Vasileios Lampos and Nello Cristianini
Intelligent Systems Laboratory
University of Bristol
Abstract. Real time monitoring of environmental and social conditions is an important part of developing early warning of natural hazards such as epidemics and floods. Rather than relying on dedicated infrastructure, such as sensor networks, it is possible to gather valuable information by monitoring public communications from people on the ground. A rich source of raw data is provided by social media, such as Blogs, Twitter or Facebook. In this study we describe two experiments based on the use of Twitter content in the UK, showing that it is possible to detect a flu epidemic, and to assess the levels of rainfall, by analysing text data. These measurements can in turn be used as inputs of more complex systems, for example for the prediction of floods, or disease propagation.

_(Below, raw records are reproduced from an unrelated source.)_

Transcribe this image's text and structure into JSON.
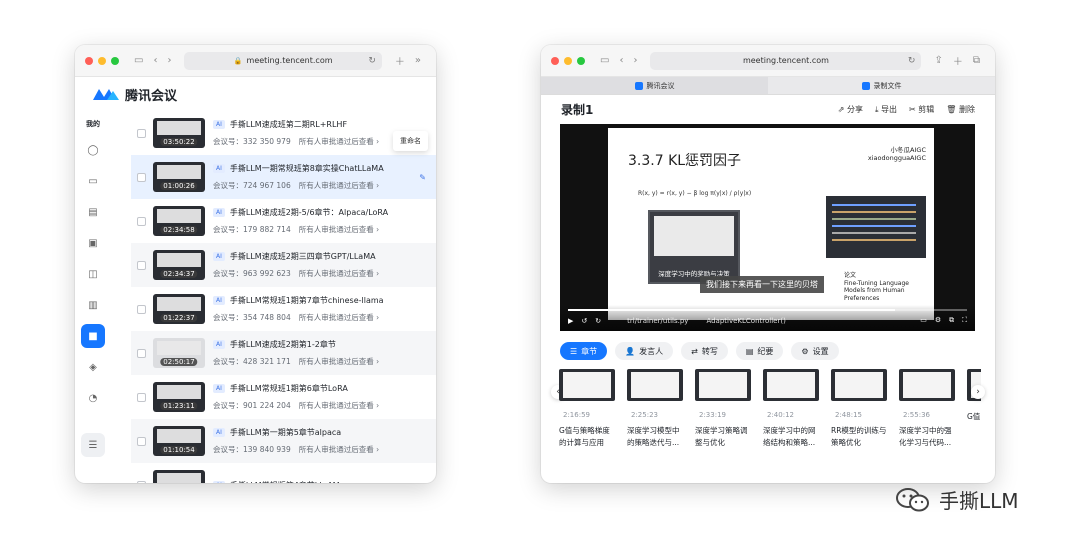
{
  "left_window": {
    "url": "meeting.tencent.com",
    "brand": "腾讯会议",
    "sidebar_header": "我的",
    "tooltip": "重命名",
    "meetings": [
      {
        "ai": "AI",
        "title": "手撕LLM速成班第二期RL+RLHF",
        "duration": "03:50:22",
        "meeting_id_label": "会议号：332 350 979",
        "permission": "所有人审批通过后查看",
        "chevron": "›",
        "variant": "dark"
      },
      {
        "ai": "AI",
        "title": "手撕LLM一期常规班第8章实操ChatLLaMA",
        "duration": "01:00:26",
        "meeting_id_label": "会议号：724 967 106",
        "permission": "所有人审批通过后查看",
        "chevron": "›",
        "variant": "dark"
      },
      {
        "ai": "AI",
        "title": "手撕LLM速成班2期-5/6章节：Alpaca/LoRA",
        "duration": "02:34:58",
        "meeting_id_label": "会议号：179 882 714",
        "permission": "所有人审批通过后查看",
        "chevron": "›",
        "variant": "dark"
      },
      {
        "ai": "AI",
        "title": "手撕LLM速成班2期三四章节GPT/LLaMA",
        "duration": "02:34:37",
        "meeting_id_label": "会议号：963 992 623",
        "permission": "所有人审批通过后查看",
        "chevron": "›",
        "variant": "dark"
      },
      {
        "ai": "AI",
        "title": "手撕LLM常规班1期第7章节chinese-llama",
        "duration": "01:22:37",
        "meeting_id_label": "会议号：354 748 804",
        "permission": "所有人审批通过后查看",
        "chevron": "›",
        "variant": "dark"
      },
      {
        "ai": "AI",
        "title": "手撕LLM速成班2期第1-2章节",
        "duration": "02:50:17",
        "meeting_id_label": "会议号：428 321 171",
        "permission": "所有人审批通过后查看",
        "chevron": "›",
        "variant": "light"
      },
      {
        "ai": "AI",
        "title": "手撕LLM常规班1期第6章节LoRA",
        "duration": "01:23:11",
        "meeting_id_label": "会议号：901 224 204",
        "permission": "所有人审批通过后查看",
        "chevron": "›",
        "variant": "dark"
      },
      {
        "ai": "AI",
        "title": "手撕LLM第一期第5章节alpaca",
        "duration": "01:10:54",
        "meeting_id_label": "会议号：139 840 939",
        "permission": "所有人审批通过后查看",
        "chevron": "›",
        "variant": "dark"
      },
      {
        "ai": "AI",
        "title": "手撕LLM常规版第4章节LLaMA",
        "duration": "",
        "meeting_id_label": "",
        "permission": "",
        "chevron": "",
        "variant": "dark"
      }
    ]
  },
  "right_window": {
    "url": "meeting.tencent.com",
    "tabs": [
      "腾讯会议",
      "录制文件"
    ],
    "recording_title": "录制1",
    "actions": [
      "分享",
      "导出",
      "剪辑",
      "删除"
    ],
    "video": {
      "slide_title": "3.3.7 KL惩罚因子",
      "credit_line1": "小冬瓜AIGC",
      "credit_line2": "xiaodongguaAIGC",
      "formula": "R(x, y) = r(x, y) − β log π(y|x) / ρ(y|x)",
      "pip_caption": "深度学习中的奖励与决策",
      "subtitle": "我们接下来再看一下这里的贝塔",
      "fine_tuning_label": "论文",
      "fine_tuning": "Fine-Tuning Language Models from Human Preferences",
      "file_path": "trl/trainer/utils.py",
      "file_class": "AdaptiveKLController()",
      "progress_fraction": 0.82
    },
    "pills": [
      {
        "label": "章节",
        "icon": "list-icon"
      },
      {
        "label": "发言人",
        "icon": "person-icon"
      },
      {
        "label": "转写",
        "icon": "transcript-icon"
      },
      {
        "label": "纪要",
        "icon": "notes-icon"
      },
      {
        "label": "设置",
        "icon": "gear-icon"
      }
    ],
    "chapters": [
      {
        "time": "2:16:59",
        "title": "G值与策略梯度的计算与应用"
      },
      {
        "time": "2:25:23",
        "title": "深度学习模型中的策略迭代与..."
      },
      {
        "time": "2:33:19",
        "title": "深度学习策略调整与优化"
      },
      {
        "time": "2:40:12",
        "title": "深度学习中的网络结构和策略..."
      },
      {
        "time": "2:48:15",
        "title": "RR模型的训练与策略优化"
      },
      {
        "time": "2:55:36",
        "title": "深度学习中的强化学习与代码..."
      },
      {
        "time": "",
        "title": "G值..."
      }
    ]
  },
  "watermark": "手撕LLM"
}
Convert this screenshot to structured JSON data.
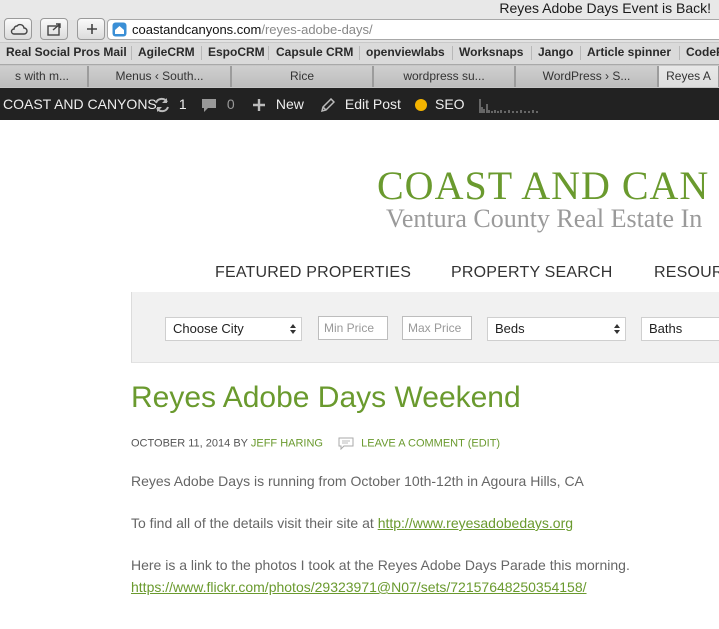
{
  "browser": {
    "window_title": "Reyes Adobe Days Event is Back!",
    "url_domain": "coastandcanyons.com",
    "url_path": "/reyes-adobe-days/",
    "bookmarks": [
      "Real Social Pros Mail",
      "AgileCRM",
      "EspoCRM",
      "Capsule CRM",
      "openviewlabs",
      "Worksnaps",
      "Jango",
      "Article spinner",
      "CodeF"
    ],
    "tabs": [
      "s with m...",
      "Menus ‹ South...",
      "Rice",
      "wordpress su...",
      "WordPress › S...",
      "Reyes A"
    ]
  },
  "adminbar": {
    "site_name": "COAST AND CANYONS",
    "updates_count": "1",
    "comments_count": "0",
    "new_label": "New",
    "edit_label": "Edit Post",
    "seo_label": "SEO"
  },
  "site": {
    "title": "COAST AND CAN",
    "tagline": "Ventura County Real Estate In",
    "nav": [
      "FEATURED PROPERTIES",
      "PROPERTY SEARCH",
      "RESOUR"
    ]
  },
  "search": {
    "city_select": "Choose City",
    "min_price_placeholder": "Min Price",
    "max_price_placeholder": "Max Price",
    "beds_select": "Beds",
    "baths_select": "Baths"
  },
  "post": {
    "title": "Reyes Adobe Days Weekend",
    "date": "OCTOBER 11, 2014",
    "by": "BY",
    "author": "JEFF HARING",
    "comment_link": "LEAVE A COMMENT",
    "edit_link": "(EDIT)",
    "para1": "Reyes Adobe Days is running from October 10th-12th in Agoura Hills, CA",
    "para2_text": "To find all of the details visit their site at",
    "para2_link": "http://www.reyesadobedays.org",
    "para3_text": "Here is a link to the photos I took at the Reyes Adobe Days Parade this morning.",
    "para3_link": "https://www.flickr.com/photos/29323971@N07/sets/72157648250354158/"
  },
  "colors": {
    "accent_green": "#6a9a2e",
    "admin_bar": "#222222",
    "seo_dot": "#f4b400"
  }
}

The fast expansion of the social web that is currently under way means that large numbers of people can publish their thoughts at no cost. Current estimates put the number of Facebook users at 800 million and of Twitter active users at 100 million [1, 2]. The result is a massive stream of digital text that has attracted the attention of marketers , politicians  and social scientists . By analysing the stream of communications in an unmediated way, without relying on questionnaires or interviews, many scientists are having direct access to people’s opinions and observations for the first time. Perhaps equally important they have access – although indirectly – to situations on the ground that affect the web users, such as for example extreme weather conditions, as long as these are mentioned in the messages being published.
The analysis of social media content is a statistical game, as there is no guarantee that a specific user will describe the weather state in her current location when we need it. But by gathering a large amount of messages from a given location, and by monitoring the right keywords and expressions, it is possible to obtain indirect statistical evidence in favour of a given weather state. In this article we describe two experiments that we have conducted by using Twitter content in the United Kingdom, showing that it can be used to infer the levels of rainfall or of influenza-like-illness (ILI) in a given location, with significant accuracy. The enabling technology behind this study is Statistical Learning Theory, a branch of Artificial Intelligence concerned with the automatic detection of statistical patterns in data.
The use of Twitter data is particularly convenient because its users can only exchange very short messages that are often geo-located, and because this data is freely available via an API . Furthermore the use of this data does not raise the serious privacy concerns that would be raised by the analysis – say – of email or SMS messages, as this is all data that the users have willingly made public.
We believe that the kind of signal that we can extract from that textual stream can be of interest in its own right, and be a valuable input to more complex modelling software, aimed at the prediction of epidemics or floods, as well as other hazards.